> One of the best

11 septembre 2008

« One of the best », c’est ainsi que Paddy Ashdown, leader des libéraux démocrates, qualifie Tony Blair. Hier, Arte, seule chaîne publique à véritablement tenir son rang, et ce sans le moindre apport publicitaire, consacrait sa soirée à la décade blairiste (mai 1997 – juin 2007).

Je me souviens de l’espoir suscité en 1997 quelque temps avant la victoire de la gauche plurielle en France. Mais avant ça, je me souviens surtout des amis gallois pour qui la défaite de 1992 avait un goût amer. Elle semblait marquer un échec définitif tant le parti travailliste avait tenté de se rénover. Neil Kinnock avait marginalisé la gauche traditionnelle à grand renfort d’exclusion et il semblait que le temps des travaillistes était arrivé.

Mais il fallut le courage des plus jeunes parlementaires, Gordon Brown et Tony Blair en tête, pour reprendre l’offensive. Car le chemin vers la victoire de 1997 n’était pas un long fleuve tranquille. John Smith reprit le travail entrepris par son prédécesseur. Et, à sa mort en 1994, c’est au tour de Tony Blair d’hériter de la direction du parti. Il est de ces gens qui sont résolus à ce que le parti ne perde plus sa crédibilité. En effet, les années 80 lui auront été fatales. Le parti travailliste avait l’image du parti de l’impôt lourd et de l’argent public gaspillé, d’un pantin aux mains des syndicats, d’une entité s’intéressant davantage aux minorités qu’aux gens ordinaires et un piètre défenseur du pays face à d’éventuels agresseurs. La figure invitée sur les plateaux télévision qui témoigne le mieux de cette époque est une militante de Liverpool, lesbienne et féministe, à jour de ses cotisations au parti travailliste.

Avec Tony Blair, c’est la perspective d’une politique économique et budgétaire plus rigoureuse qui s’ouvre. Le parti devient responsable, il se recentre et se tourne vers l’avenir et vers un électorat plus large. D’ailleurs, avec la vague des nouveaux parlementaires, c’est un vent de panique qui s’empare de la nouvelle équipe au pouvoir. Peter Mendelson est préposé à la découverte de ces élus de la dernière heure et dont on ne connaît rien. Car dans le système britannique, le Parlement est tout puissant et il faut éviter tout couac pour installer l’action des nouveaux travaillistes dans la durée. Ce sont les limites de la méthode Blair qui ne souffre aucune contestation.
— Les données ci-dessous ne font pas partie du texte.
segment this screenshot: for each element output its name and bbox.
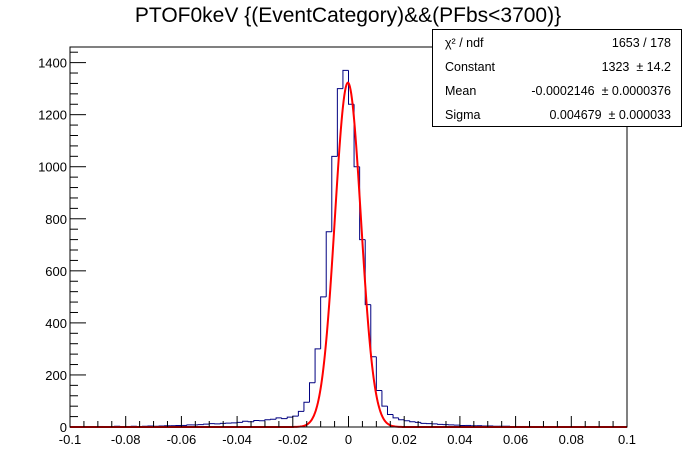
x-tick-label: 0.1 bbox=[618, 432, 636, 447]
stats-box: χ² / ndf 1653 / 178 Constant 1323 ± 14.2… bbox=[432, 29, 682, 127]
x-tick-label: -0.04 bbox=[222, 432, 252, 447]
stats-value-chi2: 1653 / 178 bbox=[611, 36, 671, 50]
histogram-bin bbox=[208, 423, 215, 425]
y-tick-label: 1200 bbox=[38, 108, 67, 123]
y-tick-label: 200 bbox=[45, 368, 67, 383]
histogram-bin bbox=[414, 421, 421, 423]
stats-row-chi2: χ² / ndf 1653 / 178 bbox=[433, 32, 681, 56]
y-tick-label: 800 bbox=[45, 212, 67, 227]
x-tick-label: 0.06 bbox=[503, 432, 528, 447]
x-tick-label: 0.02 bbox=[392, 432, 417, 447]
stats-label-chi2: χ² / ndf bbox=[445, 36, 484, 50]
histogram-bin bbox=[420, 422, 427, 424]
histogram-bin bbox=[309, 382, 316, 403]
histogram-bin bbox=[398, 417, 405, 421]
histogram-bin bbox=[247, 421, 254, 423]
stats-row-constant: Constant 1323 ± 14.2 bbox=[433, 56, 681, 80]
histogram-bin bbox=[275, 417, 282, 420]
histogram-bin bbox=[186, 424, 193, 426]
stats-label-mean: Mean bbox=[445, 84, 477, 98]
histogram-bin bbox=[342, 69, 349, 89]
x-tick-label: -0.06 bbox=[167, 432, 197, 447]
y-tick-label: 1000 bbox=[38, 160, 67, 175]
histogram-bin bbox=[370, 304, 377, 358]
histogram-bin bbox=[409, 420, 416, 423]
x-tick-label: 0 bbox=[345, 432, 352, 447]
x-tick-label: -0.08 bbox=[111, 432, 141, 447]
stats-label-constant: Constant bbox=[445, 60, 496, 74]
histogram-bin bbox=[242, 420, 249, 423]
histogram-bin bbox=[381, 390, 388, 407]
histogram-bin bbox=[336, 88, 343, 157]
histogram-bin bbox=[236, 421, 243, 423]
fit-layer bbox=[70, 81, 627, 428]
histogram-bin bbox=[437, 423, 444, 425]
stats-value-constant: 1323 ± 14.2 bbox=[601, 60, 671, 74]
stats-row-mean: Mean -0.0002146 ± 0.0000376 bbox=[433, 80, 681, 104]
histogram-bin bbox=[203, 423, 210, 425]
histogram-bin bbox=[386, 406, 394, 416]
histogram-bin bbox=[270, 418, 277, 420]
histogram-bin bbox=[253, 419, 260, 422]
chart-title: PTOF0keV {(EventCategory)&&(PFbs<3700)} bbox=[134, 4, 562, 27]
histogram-bin bbox=[292, 415, 299, 418]
x-tick-label: 0.04 bbox=[447, 432, 472, 447]
histogram-bin bbox=[364, 239, 371, 306]
stats-value-mean: -0.0002146 ± 0.0000376 bbox=[531, 84, 671, 98]
x-tick-label: -0.1 bbox=[59, 432, 81, 447]
gaussian-fit-curve bbox=[70, 81, 627, 428]
x-tick-label: -0.02 bbox=[278, 432, 308, 447]
histogram-bin bbox=[281, 417, 288, 420]
histogram-bin bbox=[314, 348, 321, 383]
histogram-bin bbox=[325, 231, 332, 297]
histogram-bin bbox=[264, 419, 271, 421]
histogram-bin bbox=[331, 155, 338, 232]
histogram-bin bbox=[297, 410, 304, 417]
y-tick-label: 0 bbox=[60, 420, 67, 435]
stats-row-sigma: Sigma 0.004679 ± 0.000033 bbox=[433, 104, 681, 128]
axes-layer: -0.1 -0.08 -0.06 -0.04 -0.02 0 0.02 0.04 0.06 0.0… bbox=[38, 46, 636, 447]
histogram-bin bbox=[375, 356, 382, 392]
histogram-bin bbox=[286, 416, 293, 419]
histogram-bin bbox=[392, 414, 399, 419]
y-tick-label: 400 bbox=[45, 316, 67, 331]
stats-value-sigma: 0.004679 ± 0.000033 bbox=[549, 108, 671, 122]
x-tick-label: 0.08 bbox=[559, 432, 584, 447]
y-tick-label: 600 bbox=[45, 264, 67, 279]
stats-label-sigma: Sigma bbox=[445, 108, 481, 122]
histogram-bin bbox=[219, 422, 226, 424]
histogram-bin bbox=[403, 419, 410, 422]
histogram-bin bbox=[320, 296, 327, 349]
y-tick-label: 1400 bbox=[38, 56, 67, 71]
histogram-bin bbox=[303, 401, 310, 412]
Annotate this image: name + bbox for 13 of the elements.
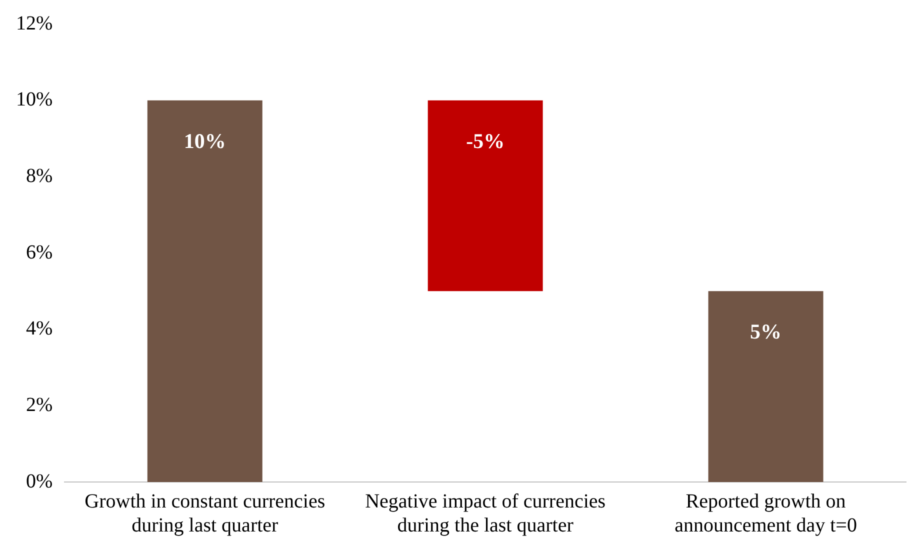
x-tick-label: Growth in constant currencies during last quarter (84, 490, 326, 536)
x-tick-label: Reported growth on announcement day t=0 (674, 490, 857, 536)
y-tick-label: 6% (26, 241, 53, 264)
y-tick-label: 10% (16, 88, 53, 111)
data-label: 5% (750, 320, 782, 344)
y-tick-label: 8% (26, 164, 53, 187)
data-label: -5% (466, 128, 505, 153)
y-tick-label: 2% (26, 394, 53, 416)
y-tick-label: 12% (16, 12, 53, 34)
y-tick-label: 4% (26, 318, 53, 340)
x-tick-label: Negative impact of currencies during the last quarter (365, 490, 606, 536)
y-tick-label: 0% (26, 470, 53, 492)
data-label: 10% (184, 128, 226, 153)
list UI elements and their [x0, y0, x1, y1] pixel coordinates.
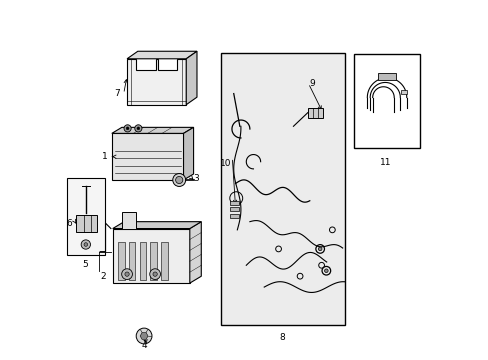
Circle shape	[153, 272, 157, 276]
Polygon shape	[140, 333, 148, 339]
Text: 2: 2	[100, 272, 105, 281]
Bar	[353, 54, 419, 148]
Bar	[128, 242, 135, 280]
Bar	[67, 178, 104, 255]
Polygon shape	[189, 222, 201, 283]
Bar	[221, 53, 344, 325]
Polygon shape	[112, 127, 193, 134]
Circle shape	[318, 247, 321, 251]
Text: 8: 8	[279, 333, 285, 342]
Bar	[377, 73, 395, 80]
Circle shape	[84, 243, 87, 246]
Circle shape	[81, 240, 90, 249]
Circle shape	[136, 328, 152, 344]
Polygon shape	[127, 59, 186, 105]
Bar	[230, 213, 239, 218]
Text: 4: 4	[141, 341, 146, 350]
Circle shape	[122, 269, 132, 279]
Bar	[112, 134, 183, 180]
Circle shape	[172, 174, 185, 186]
Polygon shape	[183, 127, 193, 180]
Text: 11: 11	[380, 158, 391, 167]
Bar	[161, 242, 167, 280]
Polygon shape	[112, 222, 201, 229]
Circle shape	[126, 127, 129, 130]
Text: 9: 9	[309, 79, 315, 88]
Bar	[150, 242, 157, 280]
Bar	[122, 212, 135, 229]
Circle shape	[124, 125, 131, 132]
Text: 6: 6	[66, 219, 72, 228]
Circle shape	[137, 127, 140, 130]
Bar	[76, 215, 97, 232]
Text: 5: 5	[82, 260, 88, 269]
Bar	[118, 242, 124, 280]
Circle shape	[149, 269, 160, 279]
Bar	[401, 90, 406, 94]
Text: 10: 10	[220, 159, 231, 168]
Text: 7: 7	[114, 89, 120, 98]
Bar	[112, 229, 189, 283]
Polygon shape	[186, 51, 197, 105]
Polygon shape	[127, 51, 197, 59]
Circle shape	[135, 125, 142, 132]
Circle shape	[124, 272, 129, 276]
Bar	[139, 242, 146, 280]
Circle shape	[324, 269, 327, 273]
Bar	[230, 207, 239, 211]
Text: 1: 1	[102, 152, 107, 161]
Circle shape	[175, 176, 183, 184]
Bar	[230, 201, 239, 205]
Text: 3: 3	[193, 174, 199, 183]
Bar	[307, 108, 322, 118]
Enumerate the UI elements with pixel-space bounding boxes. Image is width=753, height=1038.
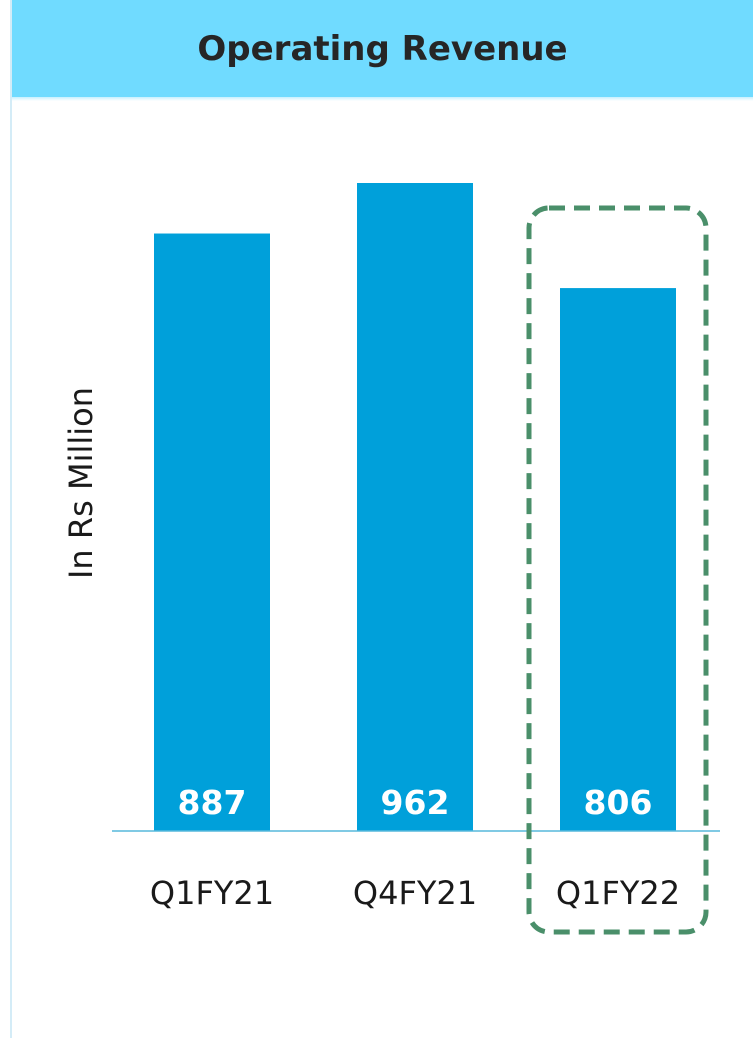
chart-title: Operating Revenue: [12, 0, 753, 97]
bar-value-label: 962: [381, 783, 450, 822]
x-tick-label: Q1FY21: [150, 874, 274, 912]
bar: [357, 183, 473, 831]
bar: [560, 288, 676, 832]
highlight-box: [526, 205, 709, 935]
bar-value-label: 806: [584, 783, 653, 822]
y-axis-label: In Rs Million: [62, 387, 100, 579]
header-divider: [12, 97, 753, 101]
bar-value-label: 887: [178, 783, 247, 822]
x-tick-label: Q1FY22: [556, 874, 680, 912]
bar: [154, 233, 270, 831]
x-tick-label: Q4FY21: [353, 874, 477, 912]
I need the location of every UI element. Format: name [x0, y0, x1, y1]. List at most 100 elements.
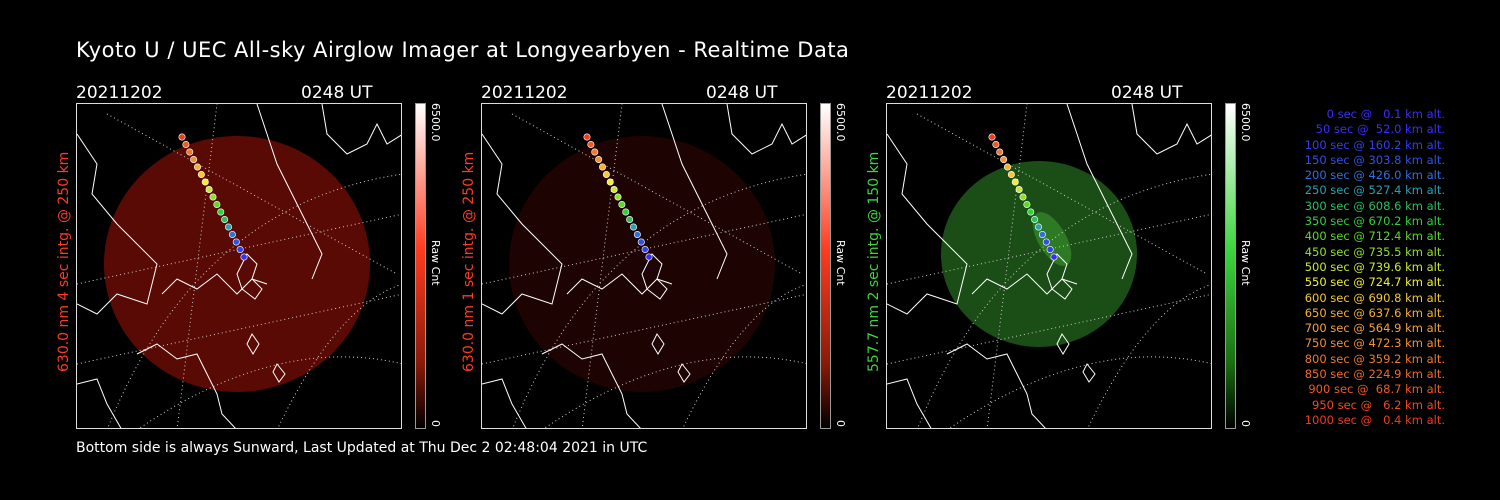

Le premier discours de la reine témoigne de l’influence de Bill Clinton et des nouveaux démocrates. La première réforme consacre l’indépendance de la Banque d’Angleterre en matière de fixation des taux d’intérêt. Tony Blair impose un mode de gouvernement peu respectueux des règles administratives. Il consacre une centralisation du pouvoir initiée sous Margaret Thatcher. Mais l’économie britannique est épargnée par la récession, elle se caractérise par une croissance stable et un taux d’emploi élevé. Les services publics sont modernisés et l’aide sociale est restructurée. Les écoles et les hôpitaux sont plus performants. On vit mieux au Royaume-Uni. Durant son premier mandat, l’expression Cool Britannia s’impose. La ville de Londres, l’Écosse et le Pays de Galles connaissent une certaine autonomie avec la décentralisation.

Seul échec du Premier ministre, la politique européenne. Gordon Brown est le Ministre des finances le plus puissant de l’histoire du Royaume-Uni et il est le plus opposé à l’intégration monétaire. L’adhésion à la zone euro, qui a les faveurs de Tony, est la bête noire de Gordon Brown qui utilise son droit de veto. Tony Blair aurait été jusqu’à proposer sa place à son ministre des finances contre l’abandon de la livre. Sans succès.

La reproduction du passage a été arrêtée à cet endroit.